India’s newest single malt whisky, Indri Trini has won accolades far and wide, putting the distillery from an obscure village on the map
Nestled in the foothills of the Himalayas is a small village called Indri. This quaint place was chosen by Piccadily distillery group as the site for their malt distillery in 2012. Little did they know that this humble distillery would soon put them on the single malt map.
Indri-Trini: Alluring The Senses
Named after the village where it was born, Indri Trini is the latest single malt that has created the right noise within months of its launch, winning the award for the Best Single Malt coming out India in 2022 at the t World Whiskey Awards 2022, which commending the best whiskies in 16 categories covering style and production methods. And not just this, at the 2022 edition of Dom Roskrow’s New Wizards Awards (The NWAs), Indri – Trini was awarded as the Best Asian Whisky of the year award.

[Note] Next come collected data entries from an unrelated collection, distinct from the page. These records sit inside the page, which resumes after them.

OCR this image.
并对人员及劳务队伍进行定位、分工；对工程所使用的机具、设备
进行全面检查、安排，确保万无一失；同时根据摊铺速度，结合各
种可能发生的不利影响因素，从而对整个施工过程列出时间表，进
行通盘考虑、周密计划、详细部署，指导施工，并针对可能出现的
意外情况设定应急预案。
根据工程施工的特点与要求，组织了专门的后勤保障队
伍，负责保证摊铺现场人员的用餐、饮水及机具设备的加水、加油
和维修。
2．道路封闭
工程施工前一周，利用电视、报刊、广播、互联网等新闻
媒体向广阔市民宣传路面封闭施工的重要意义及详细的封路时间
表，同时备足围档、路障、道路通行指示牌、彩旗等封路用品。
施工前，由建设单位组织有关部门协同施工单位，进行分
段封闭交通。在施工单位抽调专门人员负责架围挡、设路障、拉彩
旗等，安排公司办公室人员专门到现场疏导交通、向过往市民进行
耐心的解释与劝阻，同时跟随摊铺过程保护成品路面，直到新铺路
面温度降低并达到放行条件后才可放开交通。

In spite of its obscure origins, the single malt has all the makings of a fine drink. Located on the banks of the Yamuna river, access to glacier water from the Himalayas and the region’s climate allows the malt inside the barrels to naturally mature faster. Experimentations with spirits and wood barrels also lends sweet tropical flavours and rich natural colour to Indri.
The Taste Test
The single malt, in addition to being named after a village, also alludes to a Sanskrit word Indris, which denotes the five senses. The word Trini refers to the three wooden barrels in which the malt is matured - first fill bourbon, ex-french wine and PX sherry casks. It is distilled using the traditional Indian 6 row barley, matured in selected barrels, and blended carefully to bring out the Individual contribution of each wood without overshadowing the original whisky profile.
The gentle warmth and undercurrents of spice, with hints of black tea, caramelised pineapple and a whiff of oak from the barrel comes forward, allowing each flavour to compliment one another without overshadowing any one profile. To all the single malt enthusiasts, Indri seems like a fair bet.